Trato de sentarme siempre en una silla corrida un cacho de la mesa de los ismos; te obliga a comer con protocolos de corrección. Aborrezco el dedito levantado en cualquier dirección. Pero es interesante esto de haberla escrito hace tanto y leer ahora las críticas que le encuentran esas resonancias tan actuales, en un contexto tan diferente. Me alienta incluso a reponer La Madonnita, me dan ganas de volver a hacer sonar esa campana y ver a qué llama ahora.
¿Cómo es que Luciana Dulitzky terminó haciendo La suerte de la fea?
Luciana audicionó hace años para una pieza mía, El niño argentino, y fue luego alumna de mis cursos. Le conozco su raro histrionismo, su humor tan singular. Siempre rondaba en mis proyectos pero la ficha no terminaba de caer. La hizo caer ella. Otra vez esa practicidad de la que hablábamos antes: me llamó un día y me lo clavó a boca de jarro en el primer párrafo: “Soy la mejor actriz que podrás encontrar nunca para ese texto. Nadie te lo entenderá como yo”. Le creí pero le pedí prueba de vida: unos meses después me hacía un ensayo precioso en mi estudio y el proyecto se armaba.
Cuando hiciste el desmontaje de Terrenal en el Solís, me sorprendió que recomendaras Fluir, de Mihály Csíkszentmihályi, un libro muy útil pero que no tenía nada que ver con dramaturgia. ¿Qué lecturas te atrapan ahora?
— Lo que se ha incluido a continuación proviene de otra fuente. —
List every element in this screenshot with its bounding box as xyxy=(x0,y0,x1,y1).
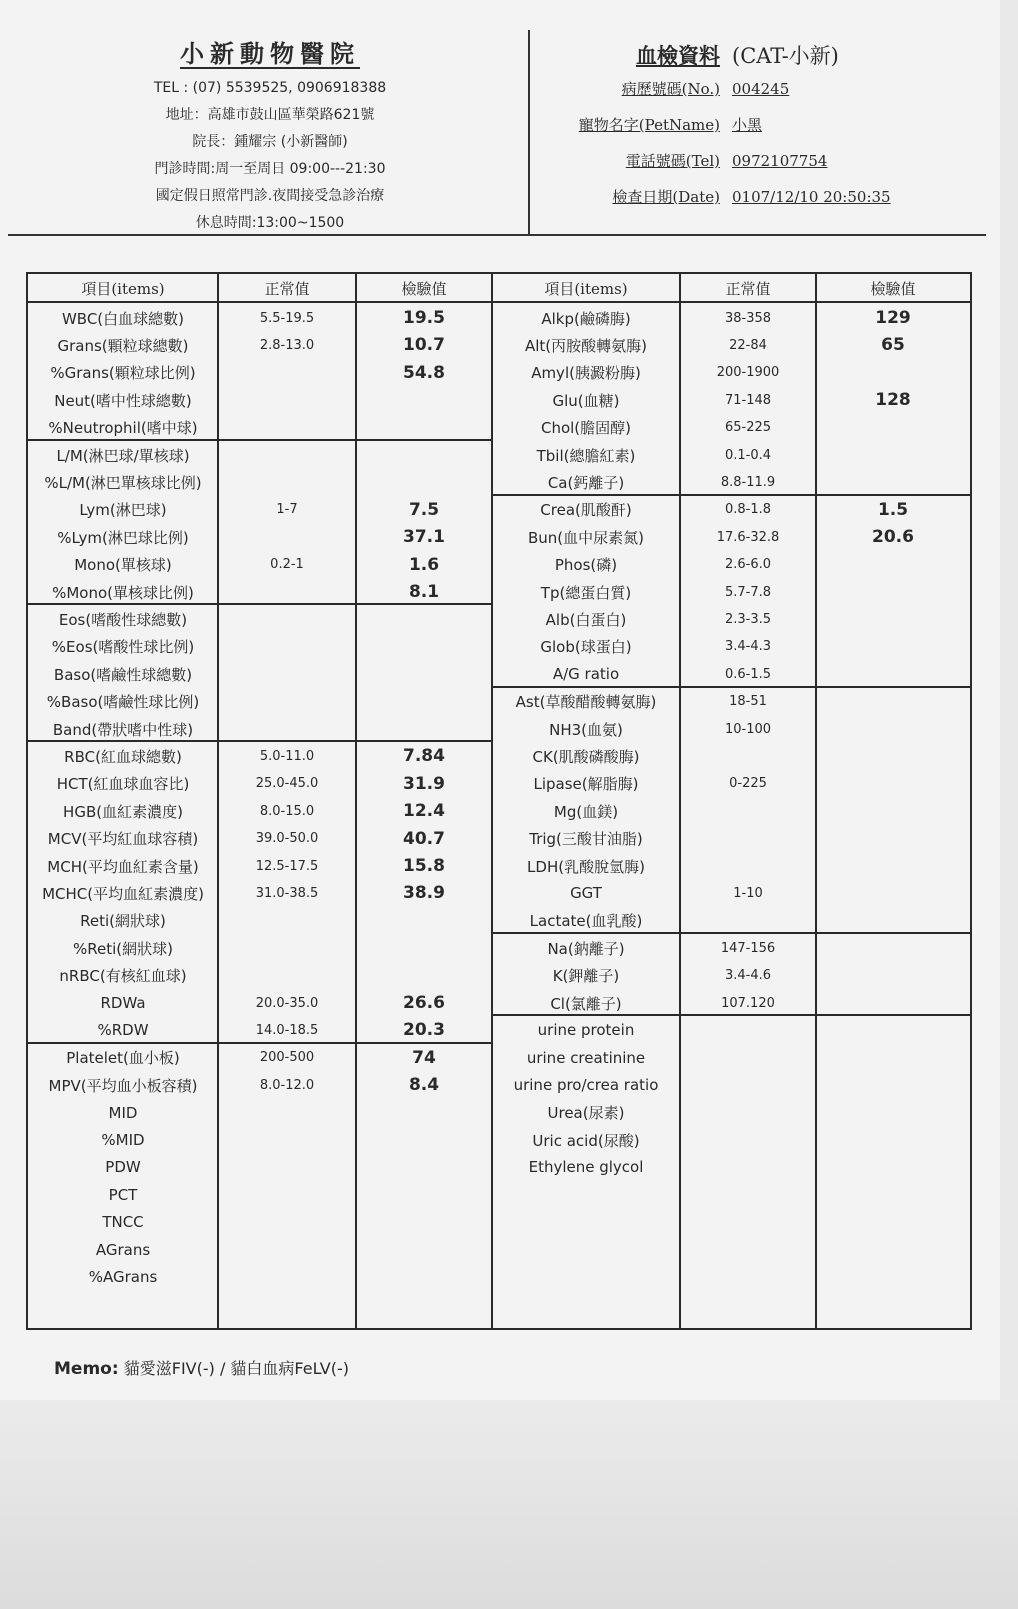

Lo que menos leo desde hace muchos años es dramaturgia como materia. Leo poesía, mucha narrativa, estoy ahora con una novela de [Hanif] Kureishi, Nada de nada, preciosa. Me conmueve también cierto pensamiento contemporáneo, me morfo esos libritos de Byung-Chul Han como maníes. Me colgué ahora con uno de Jonathan Crary, 24/7, la hipótesis aterradora de cómo el capitalismo va por el último territorio libre en el que facturar, el de las horas de sueño. Y me compré, para disfrutarlo la semana que viene, Kentukis, el libro nuevo de Samanta Schweblin, una autora argentina deliciosa.